1. Limit your wedding guest list by first organizing everyone into circles
Obviously, your wedding party (Maid of Honor, Best Man, Bridesmaids, Groomsmen, and officiating clergy or civil person) will make up your first circle. If you’ve had to postpone your wedding, make sure everyone is still available for your new date. Then make other circle groups of family and closest friends.
2. Then figure out the maximum number of guests you’re going to have and then start making your cuts within each circle
This is where it gets down to the nitty-gritty. Ask yourself who were the first people that came to your mind the moment you got engaged and could not wait to tell them the exciting news? Check with them to see if they are available to attend. Depending on the age of certain family members, you might want to consider whether it’s safe for them to attend. It might not be easy for others to travel right now either and they might appreciate not having to do so. If you still feel like your circles are too big, ask yourself these hard and honest questions:
- Could you still enjoy your wedding if that person was not there?

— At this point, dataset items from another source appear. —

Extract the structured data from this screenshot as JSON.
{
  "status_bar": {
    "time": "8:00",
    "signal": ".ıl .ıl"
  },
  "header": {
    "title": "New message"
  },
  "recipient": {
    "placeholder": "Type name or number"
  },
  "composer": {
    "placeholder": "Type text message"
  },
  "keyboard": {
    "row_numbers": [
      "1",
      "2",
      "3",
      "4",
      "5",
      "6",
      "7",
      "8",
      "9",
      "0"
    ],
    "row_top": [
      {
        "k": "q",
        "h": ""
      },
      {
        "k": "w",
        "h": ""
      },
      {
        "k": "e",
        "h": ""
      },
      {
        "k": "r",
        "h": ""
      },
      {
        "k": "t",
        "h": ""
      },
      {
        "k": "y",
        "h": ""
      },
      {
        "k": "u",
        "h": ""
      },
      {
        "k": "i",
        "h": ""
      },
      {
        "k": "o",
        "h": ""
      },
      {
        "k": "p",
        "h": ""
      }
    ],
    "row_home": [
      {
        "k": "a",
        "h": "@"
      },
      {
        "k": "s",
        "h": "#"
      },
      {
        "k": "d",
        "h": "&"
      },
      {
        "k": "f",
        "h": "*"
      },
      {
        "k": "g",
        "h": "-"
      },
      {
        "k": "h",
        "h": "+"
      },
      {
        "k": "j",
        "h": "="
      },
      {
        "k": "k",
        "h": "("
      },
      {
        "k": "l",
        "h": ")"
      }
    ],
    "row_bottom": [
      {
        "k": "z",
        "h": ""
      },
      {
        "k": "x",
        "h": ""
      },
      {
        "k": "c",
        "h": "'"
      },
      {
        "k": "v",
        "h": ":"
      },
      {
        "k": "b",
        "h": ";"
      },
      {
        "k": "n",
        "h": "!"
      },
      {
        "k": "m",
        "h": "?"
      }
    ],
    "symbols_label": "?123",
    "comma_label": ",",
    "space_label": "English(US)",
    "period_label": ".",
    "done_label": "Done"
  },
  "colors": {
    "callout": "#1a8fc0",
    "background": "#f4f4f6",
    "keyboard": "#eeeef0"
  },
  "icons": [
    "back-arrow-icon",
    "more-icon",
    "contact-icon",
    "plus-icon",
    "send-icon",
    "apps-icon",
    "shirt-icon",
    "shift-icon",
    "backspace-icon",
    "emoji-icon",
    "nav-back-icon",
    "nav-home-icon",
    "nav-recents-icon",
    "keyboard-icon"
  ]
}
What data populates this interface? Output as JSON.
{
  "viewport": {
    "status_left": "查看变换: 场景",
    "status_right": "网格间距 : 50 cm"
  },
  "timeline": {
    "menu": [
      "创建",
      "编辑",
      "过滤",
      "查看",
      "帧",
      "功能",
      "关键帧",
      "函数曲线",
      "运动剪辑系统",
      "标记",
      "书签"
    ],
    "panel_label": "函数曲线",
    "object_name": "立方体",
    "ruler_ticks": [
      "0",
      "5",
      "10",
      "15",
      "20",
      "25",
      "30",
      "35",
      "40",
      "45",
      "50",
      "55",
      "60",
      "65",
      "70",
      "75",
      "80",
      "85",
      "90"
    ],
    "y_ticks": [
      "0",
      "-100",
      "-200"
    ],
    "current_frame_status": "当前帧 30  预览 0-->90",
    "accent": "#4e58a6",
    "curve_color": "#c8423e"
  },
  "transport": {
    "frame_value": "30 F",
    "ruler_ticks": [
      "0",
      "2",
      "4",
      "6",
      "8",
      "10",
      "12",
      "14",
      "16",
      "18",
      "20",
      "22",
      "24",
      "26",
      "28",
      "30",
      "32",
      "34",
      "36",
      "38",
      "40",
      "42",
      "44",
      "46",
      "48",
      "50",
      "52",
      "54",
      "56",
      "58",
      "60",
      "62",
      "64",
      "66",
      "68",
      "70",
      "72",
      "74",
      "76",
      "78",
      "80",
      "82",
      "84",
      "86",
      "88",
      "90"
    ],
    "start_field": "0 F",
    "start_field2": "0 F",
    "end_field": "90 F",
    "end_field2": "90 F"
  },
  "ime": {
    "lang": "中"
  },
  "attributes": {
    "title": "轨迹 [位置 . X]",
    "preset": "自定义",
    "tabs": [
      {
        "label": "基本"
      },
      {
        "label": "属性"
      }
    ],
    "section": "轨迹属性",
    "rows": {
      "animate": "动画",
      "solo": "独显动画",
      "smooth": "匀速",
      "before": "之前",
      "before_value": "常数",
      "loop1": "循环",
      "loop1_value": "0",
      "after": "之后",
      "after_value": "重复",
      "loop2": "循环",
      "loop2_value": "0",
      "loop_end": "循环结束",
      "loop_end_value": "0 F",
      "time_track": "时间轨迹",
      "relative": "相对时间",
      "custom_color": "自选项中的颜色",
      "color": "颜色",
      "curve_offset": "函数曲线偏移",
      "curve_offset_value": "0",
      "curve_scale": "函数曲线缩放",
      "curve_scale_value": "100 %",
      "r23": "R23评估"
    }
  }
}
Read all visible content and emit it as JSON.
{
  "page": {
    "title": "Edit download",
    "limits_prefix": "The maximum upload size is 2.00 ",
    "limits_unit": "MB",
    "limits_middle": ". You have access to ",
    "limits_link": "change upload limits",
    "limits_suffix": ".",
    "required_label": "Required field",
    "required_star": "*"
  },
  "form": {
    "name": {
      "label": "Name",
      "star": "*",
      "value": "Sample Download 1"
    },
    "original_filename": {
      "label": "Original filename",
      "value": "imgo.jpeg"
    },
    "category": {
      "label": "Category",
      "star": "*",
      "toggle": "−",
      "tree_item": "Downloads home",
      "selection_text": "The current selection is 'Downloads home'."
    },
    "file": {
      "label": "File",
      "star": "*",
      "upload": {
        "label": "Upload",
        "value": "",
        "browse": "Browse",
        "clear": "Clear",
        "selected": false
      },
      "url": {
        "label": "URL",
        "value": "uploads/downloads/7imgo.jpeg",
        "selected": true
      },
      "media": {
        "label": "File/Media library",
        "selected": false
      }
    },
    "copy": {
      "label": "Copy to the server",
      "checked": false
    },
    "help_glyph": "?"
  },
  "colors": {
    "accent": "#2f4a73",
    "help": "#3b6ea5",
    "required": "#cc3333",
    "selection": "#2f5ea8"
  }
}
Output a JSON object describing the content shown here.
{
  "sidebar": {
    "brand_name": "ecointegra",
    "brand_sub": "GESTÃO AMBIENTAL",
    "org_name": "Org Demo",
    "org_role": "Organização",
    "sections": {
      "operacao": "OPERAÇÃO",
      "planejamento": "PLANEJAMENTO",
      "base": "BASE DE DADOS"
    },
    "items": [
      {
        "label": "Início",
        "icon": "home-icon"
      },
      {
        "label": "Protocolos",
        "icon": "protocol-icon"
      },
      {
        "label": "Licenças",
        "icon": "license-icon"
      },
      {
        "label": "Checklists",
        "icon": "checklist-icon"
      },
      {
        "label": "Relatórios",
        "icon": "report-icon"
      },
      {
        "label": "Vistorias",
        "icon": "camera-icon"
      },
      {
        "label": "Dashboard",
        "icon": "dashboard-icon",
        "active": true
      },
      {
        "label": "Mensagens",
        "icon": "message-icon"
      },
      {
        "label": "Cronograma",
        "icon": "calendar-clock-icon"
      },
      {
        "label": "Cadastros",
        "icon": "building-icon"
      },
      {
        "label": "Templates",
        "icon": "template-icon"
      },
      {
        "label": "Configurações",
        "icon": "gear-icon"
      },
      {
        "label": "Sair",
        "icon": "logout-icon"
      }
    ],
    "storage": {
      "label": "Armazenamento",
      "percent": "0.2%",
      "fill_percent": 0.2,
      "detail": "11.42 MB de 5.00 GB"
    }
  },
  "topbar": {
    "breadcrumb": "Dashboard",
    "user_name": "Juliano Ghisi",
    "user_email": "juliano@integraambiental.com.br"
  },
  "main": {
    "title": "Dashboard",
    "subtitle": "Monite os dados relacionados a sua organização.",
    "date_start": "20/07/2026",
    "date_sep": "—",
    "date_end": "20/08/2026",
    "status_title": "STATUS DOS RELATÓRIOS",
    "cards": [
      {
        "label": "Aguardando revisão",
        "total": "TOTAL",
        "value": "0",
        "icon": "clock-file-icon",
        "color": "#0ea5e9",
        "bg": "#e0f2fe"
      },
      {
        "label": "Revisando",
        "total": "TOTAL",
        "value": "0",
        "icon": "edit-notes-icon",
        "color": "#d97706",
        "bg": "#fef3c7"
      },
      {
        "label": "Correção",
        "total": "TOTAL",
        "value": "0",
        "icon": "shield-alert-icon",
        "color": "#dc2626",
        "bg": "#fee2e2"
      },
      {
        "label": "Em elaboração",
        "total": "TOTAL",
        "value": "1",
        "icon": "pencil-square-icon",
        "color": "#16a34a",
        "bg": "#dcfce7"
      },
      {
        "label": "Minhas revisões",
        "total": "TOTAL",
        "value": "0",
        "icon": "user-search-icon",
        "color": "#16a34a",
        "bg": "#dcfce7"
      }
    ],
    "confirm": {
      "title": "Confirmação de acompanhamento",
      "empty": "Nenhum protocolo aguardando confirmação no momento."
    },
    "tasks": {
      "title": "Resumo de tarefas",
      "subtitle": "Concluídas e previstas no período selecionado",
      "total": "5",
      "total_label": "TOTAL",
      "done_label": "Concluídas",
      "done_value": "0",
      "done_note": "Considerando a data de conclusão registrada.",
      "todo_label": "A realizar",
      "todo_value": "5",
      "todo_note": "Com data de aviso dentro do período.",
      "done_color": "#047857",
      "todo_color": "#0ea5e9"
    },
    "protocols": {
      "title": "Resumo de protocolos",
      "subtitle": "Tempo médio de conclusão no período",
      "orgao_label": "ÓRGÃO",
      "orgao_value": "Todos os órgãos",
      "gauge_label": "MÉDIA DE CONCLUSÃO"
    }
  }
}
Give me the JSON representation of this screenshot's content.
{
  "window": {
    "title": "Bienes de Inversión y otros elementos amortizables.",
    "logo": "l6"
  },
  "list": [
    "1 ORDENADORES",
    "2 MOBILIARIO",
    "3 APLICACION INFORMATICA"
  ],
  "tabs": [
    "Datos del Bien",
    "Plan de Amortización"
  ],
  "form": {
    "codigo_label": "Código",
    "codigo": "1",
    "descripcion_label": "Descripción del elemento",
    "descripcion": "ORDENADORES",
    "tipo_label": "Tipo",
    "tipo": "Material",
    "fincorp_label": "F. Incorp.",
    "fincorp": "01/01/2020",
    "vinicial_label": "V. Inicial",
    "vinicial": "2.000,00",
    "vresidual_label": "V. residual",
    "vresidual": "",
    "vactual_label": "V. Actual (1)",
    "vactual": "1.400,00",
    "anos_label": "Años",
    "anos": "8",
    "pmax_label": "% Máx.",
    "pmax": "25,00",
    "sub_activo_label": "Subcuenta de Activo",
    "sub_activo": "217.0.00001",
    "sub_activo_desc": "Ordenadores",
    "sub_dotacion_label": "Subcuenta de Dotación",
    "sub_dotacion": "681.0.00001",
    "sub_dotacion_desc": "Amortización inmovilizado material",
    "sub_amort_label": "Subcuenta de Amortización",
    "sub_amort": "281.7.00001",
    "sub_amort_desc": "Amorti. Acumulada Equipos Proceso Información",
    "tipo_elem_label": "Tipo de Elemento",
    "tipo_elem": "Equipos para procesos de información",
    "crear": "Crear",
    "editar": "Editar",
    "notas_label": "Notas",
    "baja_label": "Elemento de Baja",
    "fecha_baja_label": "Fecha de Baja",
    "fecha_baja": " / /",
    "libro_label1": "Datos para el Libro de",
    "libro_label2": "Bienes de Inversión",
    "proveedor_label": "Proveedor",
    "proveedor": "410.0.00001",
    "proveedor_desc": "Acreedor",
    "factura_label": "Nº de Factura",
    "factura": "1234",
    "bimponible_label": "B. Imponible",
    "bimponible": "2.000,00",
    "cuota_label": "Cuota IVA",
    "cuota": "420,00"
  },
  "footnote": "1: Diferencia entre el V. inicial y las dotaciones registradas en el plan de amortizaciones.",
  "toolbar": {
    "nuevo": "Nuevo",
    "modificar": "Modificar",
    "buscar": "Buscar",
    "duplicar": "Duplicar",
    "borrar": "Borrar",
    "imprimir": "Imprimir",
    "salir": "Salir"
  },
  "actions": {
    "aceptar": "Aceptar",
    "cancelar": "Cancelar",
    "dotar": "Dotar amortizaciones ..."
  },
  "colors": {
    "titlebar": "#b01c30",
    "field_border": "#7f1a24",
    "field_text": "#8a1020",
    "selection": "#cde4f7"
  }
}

- Does this person get on your nerves after a while, especially after a couple of drinks?
- Do you regularly talk to this person or are you holding on to the past when you were closer?
- Does this person really know who you are or do you only comment on each other’s social media posts?
- Is there pressure to invite this person?
- Are you inviting them because they invited you to their wedding?
- Do they live out of the country presenting further safety risks?
- Will they be able to adhere to your safety guidelines such as quarantining beforehand?
- Is there a way you can invite them to come alone without their spouse or another person?
3. Add Livestreaming
One way to ease the pain of omitting people is to Livestream your ceremony and reception so they can feel like they are still a part of your special day. Zoom, GoogleHangouts, and Skype make it very easy to offer this option. Take it a step further by asking virtual guests for song requests or to give a speech. They will be really honored and your photographer can grab photos of them on camera.
4. Send a small gift
Consider sending a picture frame with a custom die-cut matte that has your names and wedding date printed on it. Some couples create a time capsule and send pretty note cards to people they can’t invite and ask them to write their wishes to them for the future. If there is someone extra special to you or your spouse, you might send them a small bouquet matching yours.
5. Plan a future celebration
If you’ve had to reschedule your wedding to a micro wedding and have had to “uninvite” certain people, a way to make things a little better is to let them know that you are planning to host a larger wedding reception at a later date. Imagine how fun it would be if you did that on your first anniversary and got to celebrate that milestone with all your loved ones!